Tuberculose em Portugal ainda com a pior taxa europeia
O número de novos casos de tuberculose está a descer lentamente, mas Portugal continua a apresentar a pior taxa de incidência da Europa Ocidental, revelam os últimos dados da Direcção-Geral da Saúde (DGS). Hoje assinala-se o Dia Mundial da Tuberculose.
Portugal teve em 2004 uma incidência de 38 casos de tuberculose por 100 mil habitantes - um total de 3861 entre novos casos e retratamentos. Na União Europeia a 25 só a Lituânia, a Letónia e a Estónia têm piores resultados. Todos os outros países da Europa Ocidental estão muito abaixo dos valores portugueses (ver caixa).
Apesar do mau resultado no ranking, a tendência tem sido de descida. Em 2004 foram notificados 33,7 novos casos por cada cem mil habitantes, em 2003 tinham sido 36,4 - revela o relatório da DGS divulgado esta semana.
A infecção por tuberculose aumentou na população toxicodependente (representando 20 por cento do total) e desceu junto dos reclusos (1,8 por cento), tendo estabilizado nos restantes grupos de risco. Os casos associados ao HIV/sida são de 15 por cento, na população imigrante atingem os 12 por cento. A doença afecta sobretudo os homens com idades entre os 25 e os 44 anos.
Em Portugal, como noutros países, a doença está associada à pobreza e à exclusão social. São os distritos urbanos de Lisboa, Porto e Setúbal que concentram 65 por cento dos casos. Nestas áreas há bolsas de pobreza "que exigem esforço complementar para se poder actuar", defende o presidente da Sociedade Portuguesa de Pneumologia, Segorbe Luís, assinalando que a diminuição de casos se tem feito "a ritmo lento".
O relatório da DGS refere a necessidade de "acções focalizadas" "para detecção precoce e tratamento completo até à cura". No documento oficial deixa-se também um sinal de aviso: "Estando em curso uma profunda reforma do sistema de saúde, importa alertar para a necessidade de salvaguardar a operacionalidade dos serviços dedicados à tuberculose", lê-se.
Rastreio insuficienteA este propósito, Segorbe Luís critica o "desinvestimento" no combate à doença, nomeadamente a escassez de meios humanos na rede de Centros de Diagnóstico Pneumológicos (CDT - unidades de saúde dedicadas à tuberculose).
O presidente da Associação de Tuberculose e Doenças Respiratórias, Artur Teles Araújo, considera que o rastreio das pessoas com quem o doente contactou - a tuberculose pulmonar transmite-se pela respiração, tosse ou espirro - é "logisticamente insuficiente". Há poucos meios humanos para identificar esses contactos, que deveriam ser sujeitos a medicação de prevenção e exames médicos, diz.

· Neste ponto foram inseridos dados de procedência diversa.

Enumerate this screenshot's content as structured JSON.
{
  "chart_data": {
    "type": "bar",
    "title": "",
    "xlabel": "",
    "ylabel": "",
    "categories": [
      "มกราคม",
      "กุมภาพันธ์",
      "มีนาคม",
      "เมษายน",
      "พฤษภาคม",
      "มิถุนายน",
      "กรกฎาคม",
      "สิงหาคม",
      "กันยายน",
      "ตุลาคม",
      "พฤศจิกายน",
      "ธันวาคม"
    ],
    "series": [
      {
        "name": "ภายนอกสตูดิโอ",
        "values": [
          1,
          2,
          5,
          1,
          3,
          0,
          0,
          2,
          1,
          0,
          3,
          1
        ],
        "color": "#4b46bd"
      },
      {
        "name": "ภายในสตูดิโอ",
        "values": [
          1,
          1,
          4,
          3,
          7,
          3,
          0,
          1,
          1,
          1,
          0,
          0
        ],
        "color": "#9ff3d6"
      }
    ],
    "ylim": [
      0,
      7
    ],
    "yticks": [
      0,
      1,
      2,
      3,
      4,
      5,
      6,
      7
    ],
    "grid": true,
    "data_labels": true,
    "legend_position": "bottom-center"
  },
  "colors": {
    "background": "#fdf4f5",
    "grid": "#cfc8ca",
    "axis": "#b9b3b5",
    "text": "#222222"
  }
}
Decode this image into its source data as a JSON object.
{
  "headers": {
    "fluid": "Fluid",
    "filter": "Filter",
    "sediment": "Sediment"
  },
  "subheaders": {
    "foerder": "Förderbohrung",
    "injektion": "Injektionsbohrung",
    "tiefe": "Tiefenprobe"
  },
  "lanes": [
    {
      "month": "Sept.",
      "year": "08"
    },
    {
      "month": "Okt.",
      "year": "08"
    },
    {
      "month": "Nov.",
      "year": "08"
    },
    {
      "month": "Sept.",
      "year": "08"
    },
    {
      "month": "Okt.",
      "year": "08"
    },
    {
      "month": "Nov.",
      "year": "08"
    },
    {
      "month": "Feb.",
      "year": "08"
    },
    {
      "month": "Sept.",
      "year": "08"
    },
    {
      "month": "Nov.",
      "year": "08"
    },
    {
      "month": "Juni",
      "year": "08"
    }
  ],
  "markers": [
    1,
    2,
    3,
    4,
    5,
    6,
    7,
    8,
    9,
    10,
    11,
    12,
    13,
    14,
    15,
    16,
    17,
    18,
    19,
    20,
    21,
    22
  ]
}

Por dificuldade de acesso aos serviços de saúde destas franjas da população, "o diagnóstico é tardio". Acontece já na urgência do hospital ou em situações que já exigem internamento, lamenta o pneumologista Teles Araújo.
Refere, por exemplo, o grupo dos imigrantes de Leste, que vêm de países onde "a taxa de prevalência da tuberculose é alta". "Quando se encontram em situação ilegal têm medo de ir ao médico e acabam por contagiar outros", explica.
A pneumologista Raquel Duarte refere outro grupo de risco - os desempregados. "É conhecida a associação entre tuberculose e pobreza." A probabilidade de contrair a doença aumenta em situações de habitações sobrelotadas, de má higiene e má nutrição, enuncia a coordenadora do CDT de Vila Nova de Gaia e responsável pela comissão de trabalho da tuberculose da Sociedade Portuguesa de Pneumologia.
A médica sustenta que é preciso uma articulação mais intensa entre CDT - onde "se assiste a um esvaziamento de meios" -, hospitais e cuidados primários. Ao mesmo tempo, realça a falta de locais para internamento de doentes que incluem casos de tuberculose multirresistente (resistência a vários antibióticos), com "risco para o doente e para os outros". "Não temos onde internar estes doentes. São internamentos prolongados que não são compatíveis com a política de saúde actual", critica.
Ana Barbado, directora clínica do centro hospitalar de Torres Vedras (que inclui a única unidade vocacionada para a tuberculose, o Hospital do Barro), afirma ter sete pessoas com tuberculose multirresistente em lista de espera para internamentos de longa duração, que exigem quartos de isolamento com tratamento de ar.